The International Maritime Organization’s Low Sulphur Regulation is entering its sixth month of implementation. Widely referred to as IMO 2020, the regulation is designed to limit the ocean shipping sector’s emissions of sulphur, a chemical that’s been linked to problems like climate change and a range of adverse effects on public health.
To date, the COVID-19 crisis has prevented us from getting a true sense of how carriers and shippers have adjusted. The pandemic sent fuel prices plunging. Demand for ocean freight has fallen, and carriers have responded by pulling capacity from the market by “blanking” or cancelling scheduled sailings and multi-stop “strings.”
What we know about IMO so far: The impact on overall transportation costs has been minimal in light of the sharp drop in bunker fuel prices. Compliance with the new emissions rules has been nearly 100%. And reports indicate that air quality in port areas has improved.

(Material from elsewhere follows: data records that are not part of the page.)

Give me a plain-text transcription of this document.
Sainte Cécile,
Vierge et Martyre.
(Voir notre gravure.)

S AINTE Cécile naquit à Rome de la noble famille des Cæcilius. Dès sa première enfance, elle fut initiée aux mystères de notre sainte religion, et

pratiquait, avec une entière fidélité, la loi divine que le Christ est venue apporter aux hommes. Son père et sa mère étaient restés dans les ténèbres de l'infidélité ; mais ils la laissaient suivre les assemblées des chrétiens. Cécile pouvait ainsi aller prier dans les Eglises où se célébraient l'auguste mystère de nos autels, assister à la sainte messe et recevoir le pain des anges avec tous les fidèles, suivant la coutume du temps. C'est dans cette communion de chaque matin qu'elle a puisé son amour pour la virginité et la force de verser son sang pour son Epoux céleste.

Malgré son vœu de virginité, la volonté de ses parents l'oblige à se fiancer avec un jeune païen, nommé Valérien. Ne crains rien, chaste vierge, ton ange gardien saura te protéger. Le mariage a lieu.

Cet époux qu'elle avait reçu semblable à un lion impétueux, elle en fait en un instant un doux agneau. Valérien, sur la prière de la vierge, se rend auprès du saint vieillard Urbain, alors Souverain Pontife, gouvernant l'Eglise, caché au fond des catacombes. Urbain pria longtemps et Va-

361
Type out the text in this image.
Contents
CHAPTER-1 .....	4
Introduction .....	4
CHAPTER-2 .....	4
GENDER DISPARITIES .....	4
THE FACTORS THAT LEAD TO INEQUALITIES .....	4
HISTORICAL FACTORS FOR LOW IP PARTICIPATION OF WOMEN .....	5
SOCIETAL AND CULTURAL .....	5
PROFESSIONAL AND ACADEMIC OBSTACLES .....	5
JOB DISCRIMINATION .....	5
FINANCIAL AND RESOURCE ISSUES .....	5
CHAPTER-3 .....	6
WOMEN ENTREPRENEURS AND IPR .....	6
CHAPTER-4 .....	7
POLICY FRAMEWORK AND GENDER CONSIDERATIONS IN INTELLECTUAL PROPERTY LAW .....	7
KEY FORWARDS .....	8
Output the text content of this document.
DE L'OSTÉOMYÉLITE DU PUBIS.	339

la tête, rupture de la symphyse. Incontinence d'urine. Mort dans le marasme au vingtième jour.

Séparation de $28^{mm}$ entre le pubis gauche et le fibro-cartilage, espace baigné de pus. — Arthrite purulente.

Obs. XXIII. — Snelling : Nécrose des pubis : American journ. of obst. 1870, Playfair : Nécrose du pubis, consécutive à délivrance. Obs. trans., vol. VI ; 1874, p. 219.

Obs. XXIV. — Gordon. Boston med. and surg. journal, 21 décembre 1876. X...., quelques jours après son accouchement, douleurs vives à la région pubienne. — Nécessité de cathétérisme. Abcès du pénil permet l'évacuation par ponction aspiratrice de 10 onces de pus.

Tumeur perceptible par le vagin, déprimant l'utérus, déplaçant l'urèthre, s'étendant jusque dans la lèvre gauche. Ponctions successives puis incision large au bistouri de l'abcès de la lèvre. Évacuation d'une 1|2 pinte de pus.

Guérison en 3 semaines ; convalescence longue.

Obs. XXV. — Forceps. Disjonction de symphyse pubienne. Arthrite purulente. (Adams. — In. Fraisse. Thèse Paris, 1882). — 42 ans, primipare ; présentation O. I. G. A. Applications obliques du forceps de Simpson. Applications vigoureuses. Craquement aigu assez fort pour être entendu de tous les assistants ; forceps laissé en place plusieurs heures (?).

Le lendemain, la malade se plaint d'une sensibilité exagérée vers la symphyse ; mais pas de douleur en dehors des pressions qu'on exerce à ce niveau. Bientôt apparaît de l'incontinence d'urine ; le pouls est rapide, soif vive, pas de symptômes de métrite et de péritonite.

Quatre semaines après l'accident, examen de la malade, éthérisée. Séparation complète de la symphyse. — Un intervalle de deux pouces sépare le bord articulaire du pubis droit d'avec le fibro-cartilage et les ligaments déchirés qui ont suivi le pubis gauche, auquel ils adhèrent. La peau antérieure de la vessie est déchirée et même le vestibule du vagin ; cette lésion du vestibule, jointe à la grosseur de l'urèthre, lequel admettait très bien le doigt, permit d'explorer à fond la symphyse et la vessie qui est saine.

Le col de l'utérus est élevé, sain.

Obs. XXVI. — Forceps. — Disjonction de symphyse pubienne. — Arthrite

Looking ahead, advanced bookings suggest that demand for ocean freight has bottomed out and could begin growing soon. Shippers will need to stay aware of changing market conditions and plan accordingly, particularly when it comes to fuel prices, turnaround season and the gradual return of normal structural patterns that accompany global trade.
Ahead of IMO’s Jan. 1 implementation, there were fears that the regulation would create disruption and confusion for shippers. The concern was that they would struggle to absorb higher costs passed on by carriers, which are obliged to shift to more expensive, low-sulphur fuel or to install special ‘scrubber’ devices that trap emissions. Those fears now seem overblown.
If the regulation can help global shipping to align with our social goals, then IMO 2020 is a step in the right direction. As Cas Pouderoyen, Senior Vice President of Ocean Freight at Agility, pointed out to CNBC, the two big winners of the regulation will be “humankind and nature.”